Transformaria a urgência em lembrança, a ferida em palavra, o impulso em caminho. Escrever, caminhar, ouvir velhas canções, abrir espaço para outras conversas  ̶ deixar que o vento das velas encontrasse paisagens novas. O moinho não existe para parar: existe para girar.

E Pérola?

Talvez notasse o intervalo entre as mensagens e se perguntasse pelo súbito recato. Talvez lhe fosse conveniente que o desejo dele persistisse ̶ a realidade tem boletos. Talvez um leve ressentimento surgisse diante da retração.

Mas é possível, também, que sentisse o eco. Porque até quem não ama percebe a ausência de ser amado. O afeto recebido, ainda que não correspondido, deixa marcas  ̶ sutis, quase invisíveis, mas marcas.

Se o silêncio se tornasse mútuo, seria também uma forma de processamento: cada um à sua maneira, cada qual com seu abismo.

Assim seguiram.

Ele, aprendendo a transmutar: trocar a voragem por ternura, a posse por gratidão, a fome por memória.

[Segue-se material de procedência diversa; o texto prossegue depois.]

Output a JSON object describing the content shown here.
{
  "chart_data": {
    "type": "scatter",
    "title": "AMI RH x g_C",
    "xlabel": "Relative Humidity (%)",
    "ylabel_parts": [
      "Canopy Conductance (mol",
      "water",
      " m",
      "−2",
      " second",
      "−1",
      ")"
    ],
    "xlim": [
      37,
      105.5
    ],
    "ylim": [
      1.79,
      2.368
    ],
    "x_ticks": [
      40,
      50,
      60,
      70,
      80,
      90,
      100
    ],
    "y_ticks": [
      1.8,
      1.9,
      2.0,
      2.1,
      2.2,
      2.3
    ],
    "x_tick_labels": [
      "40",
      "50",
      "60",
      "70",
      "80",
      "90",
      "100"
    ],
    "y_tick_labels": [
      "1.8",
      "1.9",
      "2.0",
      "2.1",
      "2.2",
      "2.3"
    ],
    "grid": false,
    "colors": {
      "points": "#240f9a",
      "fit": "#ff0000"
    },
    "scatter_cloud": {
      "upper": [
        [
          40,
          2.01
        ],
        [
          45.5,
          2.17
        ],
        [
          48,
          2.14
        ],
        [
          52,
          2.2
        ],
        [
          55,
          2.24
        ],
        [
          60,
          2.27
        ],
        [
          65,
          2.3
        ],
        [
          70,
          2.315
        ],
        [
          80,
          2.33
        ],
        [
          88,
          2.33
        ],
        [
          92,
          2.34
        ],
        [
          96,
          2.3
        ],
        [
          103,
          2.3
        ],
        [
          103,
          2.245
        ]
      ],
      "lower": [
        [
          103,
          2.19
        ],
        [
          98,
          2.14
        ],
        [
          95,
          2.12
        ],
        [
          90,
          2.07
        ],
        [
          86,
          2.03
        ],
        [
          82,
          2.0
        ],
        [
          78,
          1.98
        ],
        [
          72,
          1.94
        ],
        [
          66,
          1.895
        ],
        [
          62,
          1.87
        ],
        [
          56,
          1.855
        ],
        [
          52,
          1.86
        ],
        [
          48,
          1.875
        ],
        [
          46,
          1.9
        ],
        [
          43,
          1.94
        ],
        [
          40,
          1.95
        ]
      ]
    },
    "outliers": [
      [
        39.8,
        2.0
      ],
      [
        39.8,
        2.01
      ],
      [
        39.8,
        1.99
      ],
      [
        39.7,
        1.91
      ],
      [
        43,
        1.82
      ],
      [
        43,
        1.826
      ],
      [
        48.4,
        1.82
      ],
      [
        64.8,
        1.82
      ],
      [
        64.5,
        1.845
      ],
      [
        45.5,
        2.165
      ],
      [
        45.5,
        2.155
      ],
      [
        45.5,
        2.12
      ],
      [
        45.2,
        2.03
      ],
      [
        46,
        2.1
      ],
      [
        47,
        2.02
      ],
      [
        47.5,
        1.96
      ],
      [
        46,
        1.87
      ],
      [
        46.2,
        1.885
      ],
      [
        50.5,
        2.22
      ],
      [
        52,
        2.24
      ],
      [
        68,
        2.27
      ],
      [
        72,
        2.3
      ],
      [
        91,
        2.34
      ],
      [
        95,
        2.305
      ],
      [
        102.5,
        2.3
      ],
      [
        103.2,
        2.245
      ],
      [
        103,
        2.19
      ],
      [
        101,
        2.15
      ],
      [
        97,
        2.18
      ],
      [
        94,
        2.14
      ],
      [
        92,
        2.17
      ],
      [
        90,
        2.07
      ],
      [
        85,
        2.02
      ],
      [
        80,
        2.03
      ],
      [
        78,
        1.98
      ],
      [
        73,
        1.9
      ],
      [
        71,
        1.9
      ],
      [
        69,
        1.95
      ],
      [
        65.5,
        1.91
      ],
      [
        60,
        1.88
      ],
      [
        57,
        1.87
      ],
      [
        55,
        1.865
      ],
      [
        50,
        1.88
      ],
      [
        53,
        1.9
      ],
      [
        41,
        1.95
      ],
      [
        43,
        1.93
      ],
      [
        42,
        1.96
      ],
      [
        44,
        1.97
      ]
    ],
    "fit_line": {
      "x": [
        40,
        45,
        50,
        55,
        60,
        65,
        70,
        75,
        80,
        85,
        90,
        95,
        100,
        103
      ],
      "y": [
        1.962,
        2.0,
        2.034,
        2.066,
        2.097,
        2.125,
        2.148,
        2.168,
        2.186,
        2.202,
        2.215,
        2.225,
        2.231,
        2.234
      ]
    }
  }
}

Ela, reafirmando fronteiras, talvez descobrindo que o cuidado com a própria liberdade carrega um preço: às vezes, o preço é o vazio depois do brilho.

Ainda assim, uma verdade ficou inteira em Moinho: o amor não vinga na mão fechada.

Quando não há reciprocidade, a dignidade é escolher o próprio chão, recolher o que é seu, cuidar do que permanece. A paixão, tratada com delicadeza, pode virar poesia  ̶ e a poesia, como se sabe, é uma forma adulta de esperança.

No fim, Nietzsche não era sentença, mas aviso.

O abismo olhou de volta, e Moinho não tombou: devolveu ao abismo um gesto de lucidez. Não barganhou, não suplicou ao impossível. Apenas girou, outra vez, com o vento que soprava leve, mas poderoso.

E, entre eles, ficou suspenso o que o sonho lhe dera por uma noite: o instante em que tudo poderia ter sido só amor  ̶ sem cálculo, sem preço  ̶ e que, por não ter sido, precisou aprender a ser silêncio.